(Y a propósito de la Feria del Libro de Bogotá, en la cual Ecuador es país invitado)
Entre las muchas influencias que me quedaron del Ecuador está mi interés por su cultura mestiza y la escultura quiteña. Sobre ella surgió un día este cuento, publicado en mi libro Cincuenta agujeros negros.
El imaginero
El taller del indio Quishpe era el centro de atención de los transeúntes que recorrían la Plaza de San Francisco. De allí salían las imágenes más piadosas, los gestos más realistas, las miradas más dulces, las vírgenes más perfectas.
El Indio Quishpe era mal querido entre los demás maestros artesanos e imagineros. Una leyenda, conocida desde Lima hasta Santa Fe, se había forjado alrededor de su nombre. Decían que atormentaba a sus modelos humanos para tallar el gesto de dolor de los crucificados. Que seducía a las mujeres para conseguir el éxtasis en las imágenes de santas y beatas.
El Indio no hacía caso a las habladurías y se dedicaba a su trabajo de manera obsesiva. Sin embargo su gesto cada vez era más adusto y amargo. Como si la belleza se escurriera de sus manos.
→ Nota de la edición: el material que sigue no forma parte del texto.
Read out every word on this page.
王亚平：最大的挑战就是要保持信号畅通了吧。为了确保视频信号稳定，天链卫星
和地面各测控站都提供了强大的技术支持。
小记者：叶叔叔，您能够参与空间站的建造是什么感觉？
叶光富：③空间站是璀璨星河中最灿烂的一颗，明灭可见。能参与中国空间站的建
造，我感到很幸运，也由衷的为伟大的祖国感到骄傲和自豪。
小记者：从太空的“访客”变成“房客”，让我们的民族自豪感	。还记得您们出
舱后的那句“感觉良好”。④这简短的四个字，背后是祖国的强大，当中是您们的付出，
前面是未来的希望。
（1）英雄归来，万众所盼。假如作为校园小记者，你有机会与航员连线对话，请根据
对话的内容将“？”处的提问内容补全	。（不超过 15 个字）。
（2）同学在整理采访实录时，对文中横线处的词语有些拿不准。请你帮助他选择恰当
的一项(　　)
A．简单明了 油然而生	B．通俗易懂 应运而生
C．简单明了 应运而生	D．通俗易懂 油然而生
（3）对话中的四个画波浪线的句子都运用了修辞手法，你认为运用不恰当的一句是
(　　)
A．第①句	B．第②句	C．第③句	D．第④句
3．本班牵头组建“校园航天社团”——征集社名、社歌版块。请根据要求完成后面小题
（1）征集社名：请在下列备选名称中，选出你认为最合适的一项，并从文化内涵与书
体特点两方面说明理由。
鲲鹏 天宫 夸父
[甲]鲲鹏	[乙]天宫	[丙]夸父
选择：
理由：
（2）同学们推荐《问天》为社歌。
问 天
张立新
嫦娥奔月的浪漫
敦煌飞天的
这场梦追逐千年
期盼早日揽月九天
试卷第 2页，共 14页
Como si un gran peso le oprimiera el alma.
Entonces fue cuando el Santo Oficio me ordenó que llevara a cabo una investigación preliminar.
Me acerqué a su taller una tarde y lo sorprendí con la gubia en las manos, una escultura del Nazareno recién terminada en madera y su rostro cubierto de lágrimas. La actitud adolorida del indio Quishpe me recordó las inútiles discusiones que aún se daban en algunas facultades de teología en Europa acerca de si los habitantes del Nuevo Mundo tenían o no tenían alma.
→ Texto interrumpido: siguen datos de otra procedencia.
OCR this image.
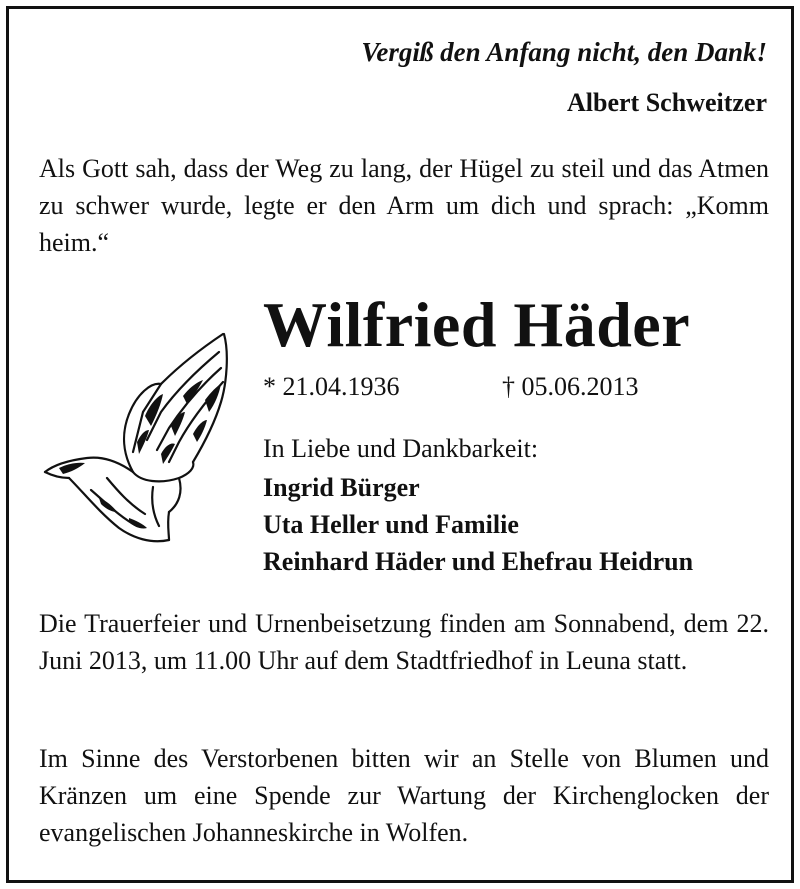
Vergiß den Anfang nicht, den Dank!
Albert Schweitzer

Als Gott sah, dass der Weg zu lang, der Hügel zu steil und das Atmen zu schwer wurde, legte er den Arm um dich und sprach: „Komm heim.“

Wilfried Häder
* 21.04.1936	† 05.06.2013
In Liebe und Dankbarkeit:
Ingrid Bürger
Uta Heller und Familie
Reinhard Häder und Ehefrau Heidrun

Die Trauerfeier und Urnenbeisetzung finden am Sonnabend, dem 22. Juni 2013, um 11.00 Uhr auf dem Stadtfriedhof in Leuna statt.

Im Sinne des Verstorbenen bitten wir an Stelle von Blumen und Kränzen um eine Spende zur Wartung der Kirchenglocken der evangelischen Johanneskirche in Wolfen.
El indio Quishpe reconoció en mi hábito y en mi actitud, la autoridad del Santo Oficio. Asunto que lo hizo temblar aterrorizado mientras se inclinaba ante mí.
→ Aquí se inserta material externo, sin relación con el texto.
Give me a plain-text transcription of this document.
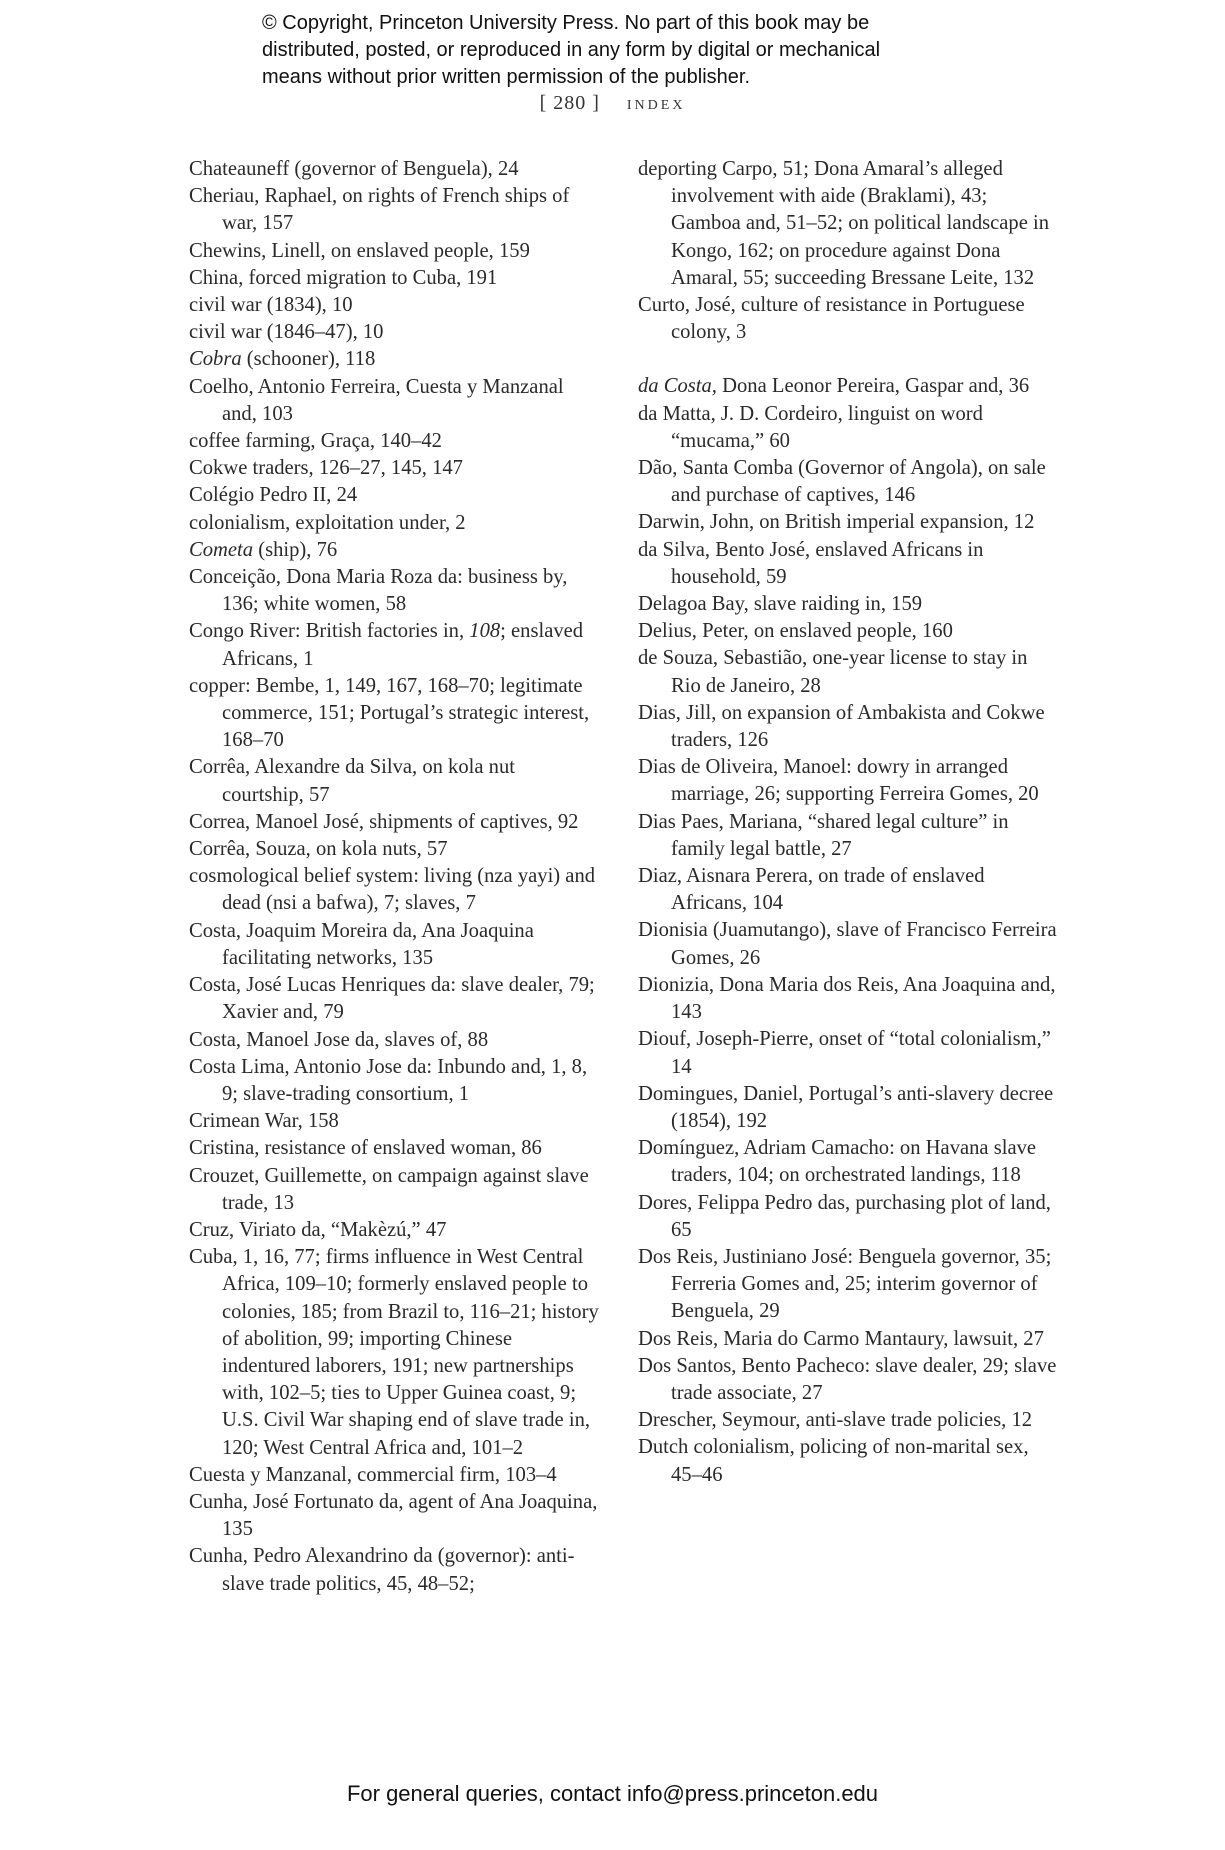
© Copyright, Princeton University Press. No part of this book may be
distributed, posted, or reproduced in any form by digital or mechanical
means without prior written permission of the publisher.
[ 280 ] index

Chateauneff (governor of Benguela), 24

Cheriau, Raphael, on rights of French ships of war, 157

Chewins, Linell, on enslaved people, 159

China, forced migration to Cuba, 191

civil war (1834), 10

civil war (1846–47), 10

Cobra (schooner), 118

Coelho, Antonio Ferreira, Cuesta y Manzanal and, 103

coffee farming, Graça, 140–42

Cokwe traders, 126–27, 145, 147

Colégio Pedro II, 24

colonialism, exploitation under, 2

Cometa (ship), 76

Conceição, Dona Maria Roza da: business by, 136; white women, 58

Congo River: British factories in, 108; enslaved Africans, 1

copper: Bembe, 1, 149, 167, 168–70; legitimate commerce, 151; Portugal’s strategic interest, 168–70

Corrêa, Alexandre da Silva, on kola nut courtship, 57

Correa, Manoel José, shipments of captives, 92

Corrêa, Souza, on kola nuts, 57

cosmological belief system: living (nza yayi) and dead (nsi a bafwa), 7; slaves, 7

Costa, Joaquim Moreira da, Ana Joaquina facilitating networks, 135

Costa, José Lucas Henriques da: slave dealer, 79; Xavier and, 79

Costa, Manoel Jose da, slaves of, 88

Costa Lima, Antonio Jose da: Inbundo and, 1, 8, 9; slave-trading consortium, 1

Crimean War, 158

Cristina, resistance of enslaved woman, 86

Crouzet, Guillemette, on campaign against slave trade, 13

Cruz, Viriato da, “Makèzú,” 47

Cuba, 1, 16, 77; firms influence in West Central Africa, 109–10; formerly enslaved people to colonies, 185; from Brazil to, 116–21; history of abolition, 99; importing Chinese indentured laborers, 191; new partnerships with, 102–5; ties to Upper Guinea coast, 9; U.S. Civil War shaping end of slave trade in, 120; West Central Africa and, 101–2

Cuesta y Manzanal, commercial firm, 103–4

Cunha, José Fortunato da, agent of Ana Joaquina, 135

Cunha, Pedro Alexandrino da (governor): anti-slave trade politics, 45, 48–52;

deporting Carpo, 51; Dona Amaral’s alleged involvement with aide (Braklami), 43; Gamboa and, 51–52; on political landscape in Kongo, 162; on procedure against Dona Amaral, 55; succeeding Bressane Leite, 132

Curto, José, culture of resistance in Portuguese colony, 3

da Costa, Dona Leonor Pereira, Gaspar and, 36

da Matta, J. D. Cordeiro, linguist on word “mucama,” 60

Dão, Santa Comba (Governor of Angola), on sale and purchase of captives, 146

Darwin, John, on British imperial expansion, 12

da Silva, Bento José, enslaved Africans in household, 59

Delagoa Bay, slave raiding in, 159

Delius, Peter, on enslaved people, 160

de Souza, Sebastião, one-year license to stay in Rio de Janeiro, 28

Dias, Jill, on expansion of Ambakista and Cokwe traders, 126

Dias de Oliveira, Manoel: dowry in arranged marriage, 26; supporting Ferreira Gomes, 20

Dias Paes, Mariana, “shared legal culture” in family legal battle, 27

Diaz, Aisnara Perera, on trade of enslaved Africans, 104

Dionisia (Juamutango), slave of Francisco Ferreira Gomes, 26

Dionizia, Dona Maria dos Reis, Ana Joaquina and, 143

Diouf, Joseph-Pierre, onset of “total colonialism,” 14

Domingues, Daniel, Portugal’s anti-slavery decree (1854), 192

Domínguez, Adriam Camacho: on Havana slave traders, 104; on orchestrated landings, 118

Dores, Felippa Pedro das, purchasing plot of land, 65

Dos Reis, Justiniano José: Benguela governor, 35; Ferreria Gomes and, 25; interim governor of Benguela, 29

Dos Reis, Maria do Carmo Mantaury, lawsuit, 27

Dos Santos, Bento Pacheco: slave dealer, 29; slave trade associate, 27

Drescher, Seymour, anti-slave trade policies, 12

Dutch colonialism, policing of non-marital sex, 45–46

For general queries, contact info@press.princeton.edu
Creo que mi decisión fue correcta. Mientras veía su cuerpo arder en lo alto del mástil cubierto con sebo de animal, mientras veía achicharrar sus carnes sin que saliera de sus labios una sola palabra de arrepentimiento, pensaba en que la razón estaba de mi lado.
El suyo era un caso asimilable a la brujería.
El Indio Quishpe hacía sus esculturas tan perfectas que estas cobraban vida y se veía obligado a matarlas para poder colgarlas en las iglesias.